一個吊絲的成長史!
從賈冬冬的辦公室出來後,我一整天都悶在辦公室裡,我幾乎不讓自己閒著,當然煙也沒有閒著,在快下班的時候,我的煙灰缸裡已經塞滿了煙頭。
打開窗戶看了看,夜幕已經降臨,我舒展了一下身子,拎起自己的公文包走出了辦公室。
見了鬼的天氣依舊在淅瀝瀝的飄著雨,路上已經遍是積水,我卷起褲腿,淌著水向街邊走去。

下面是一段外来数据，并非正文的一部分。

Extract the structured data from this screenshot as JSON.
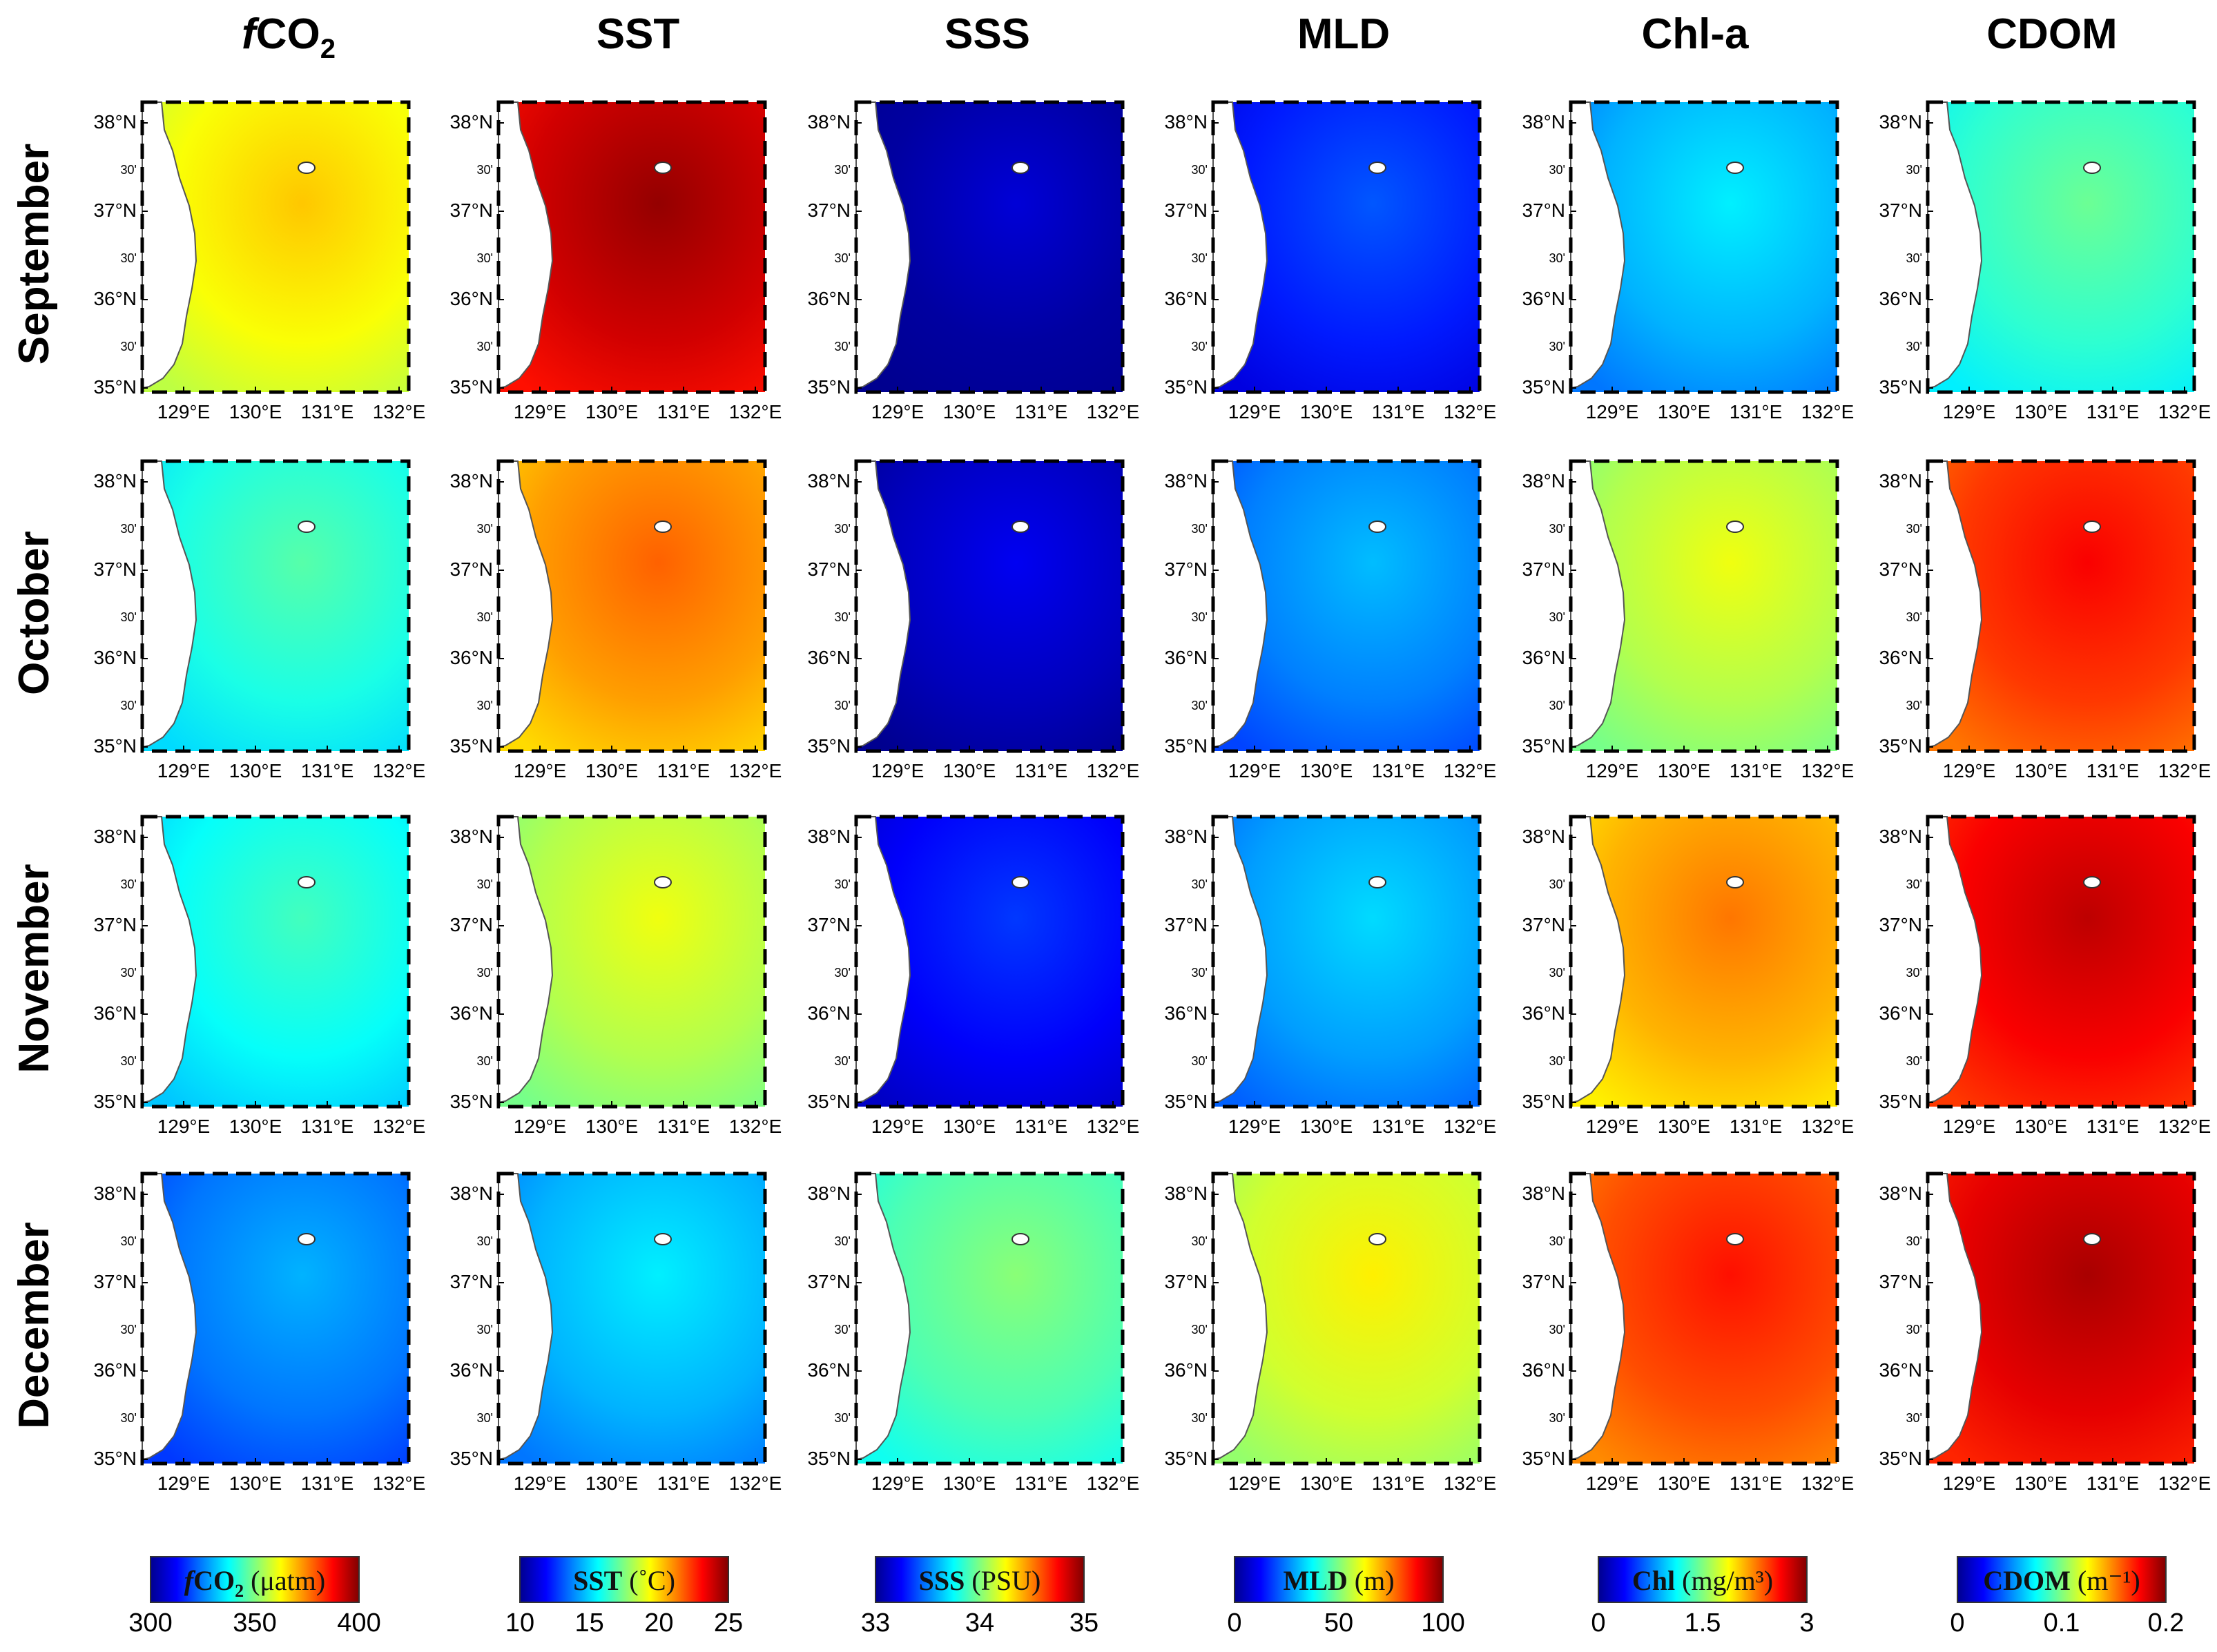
{
  "figure": {
    "columns": [
      {
        "key": "fco2",
        "title_pre": "f",
        "title_main": "CO",
        "title_sub": "2",
        "colorbar": {
          "label_pre": "f",
          "label_main": "CO",
          "label_sub": "2",
          "label_unit": " (μatm)",
          "ticks": [
            "300",
            "350",
            "400"
          ]
        }
      },
      {
        "key": "sst",
        "title_pre": "",
        "title_main": "SST",
        "title_sub": "",
        "colorbar": {
          "label_pre": "",
          "label_main": "SST",
          "label_sub": "",
          "label_unit": " (˚C)",
          "ticks": [
            "10",
            "15",
            "20",
            "25"
          ]
        }
      },
      {
        "key": "sss",
        "title_pre": "",
        "title_main": "SSS",
        "title_sub": "",
        "colorbar": {
          "label_pre": "",
          "label_main": "SSS",
          "label_sub": "",
          "label_unit": " (PSU)",
          "ticks": [
            "33",
            "34",
            "35"
          ]
        }
      },
      {
        "key": "mld",
        "title_pre": "",
        "title_main": "MLD",
        "title_sub": "",
        "colorbar": {
          "label_pre": "",
          "label_main": "MLD",
          "label_sub": "",
          "label_unit": " (m)",
          "ticks": [
            "0",
            "50",
            "100"
          ]
        }
      },
      {
        "key": "chla",
        "title_pre": "",
        "title_main": "Chl-a",
        "title_sub": "",
        "colorbar": {
          "label_pre": "",
          "label_main": "Chl",
          "label_sub": "",
          "label_unit": " (mg/m³)",
          "ticks": [
            "0",
            "1.5",
            "3"
          ]
        }
      },
      {
        "key": "cdom",
        "title_pre": "",
        "title_main": "CDOM",
        "title_sub": "",
        "colorbar": {
          "label_pre": "",
          "label_main": "CDOM",
          "label_sub": "",
          "label_unit": " (m⁻¹)",
          "ticks": [
            "0",
            "0.1",
            "0.2"
          ]
        }
      }
    ],
    "rows": [
      "September",
      "October",
      "November",
      "December"
    ],
    "lat_labels": [
      "38°N",
      "37°N",
      "36°N",
      "35°N"
    ],
    "lat_minute_label": "30'",
    "lon_labels": [
      "129°E",
      "130°E",
      "131°E",
      "132°E"
    ],
    "field_levels": [
      [
        0.62,
        0.92,
        0.02,
        0.15,
        0.3,
        0.42
      ],
      [
        0.4,
        0.72,
        0.05,
        0.25,
        0.55,
        0.82
      ],
      [
        0.38,
        0.55,
        0.12,
        0.28,
        0.7,
        0.88
      ],
      [
        0.24,
        0.3,
        0.45,
        0.58,
        0.8,
        0.9
      ]
    ],
    "colors": {
      "jet": [
        "#00008f",
        "#0000ff",
        "#0080ff",
        "#00ffff",
        "#80ff80",
        "#ffff00",
        "#ff8000",
        "#ff0000",
        "#800000"
      ],
      "land": "#ffffff",
      "coast": "#555555",
      "island": "#ffffff"
    }
  }
}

最近的工作實在是太累了,今天我哪兒也不想去,隻想回家痛快的睡一覺,伸手攔了一輛出租車,坐進去剛報了地址,便感覺到倦意鋪天蓋地的襲來,人也變的昏昏沉沉了起來。
我覺得出現這樣的情況是因為工作上心力交瘁、業餘生活極度乏味所造成的,目前我並不能改變這樣的生活,也沒能力改變這樣的生活,儘管我崇尚自由、可自從走出校門的那一刻去我已經身不由己。
想要重獲自由,我必須加倍的努力,達到一定高度後,生活便相對的不受限製,當然更大的可能是,我根本衝不破生活給我設定的矩形的枷鎖,一輩子這麼方方正正的忙忙碌碌下去。
“小夥子,醒醒,到地方了!”司機敲敲椅背對我說道。
我睜開朦朧的睡眼,發現已經進了小區內,我掏錢準備結賬,卻發現口袋裡已經沒了煙,我又對司機說道“麻煩您再帶我一程吧,我去買包煙。”
……
那條街上的便利店內燈光和煦,我推開門輕輕走了進去,老板依舊帶著老花眼鏡看著報紙,我很奇怪,是否在這裡他唯一可做的便是看報紙,如果是,生活可真夠悠閒和單調的。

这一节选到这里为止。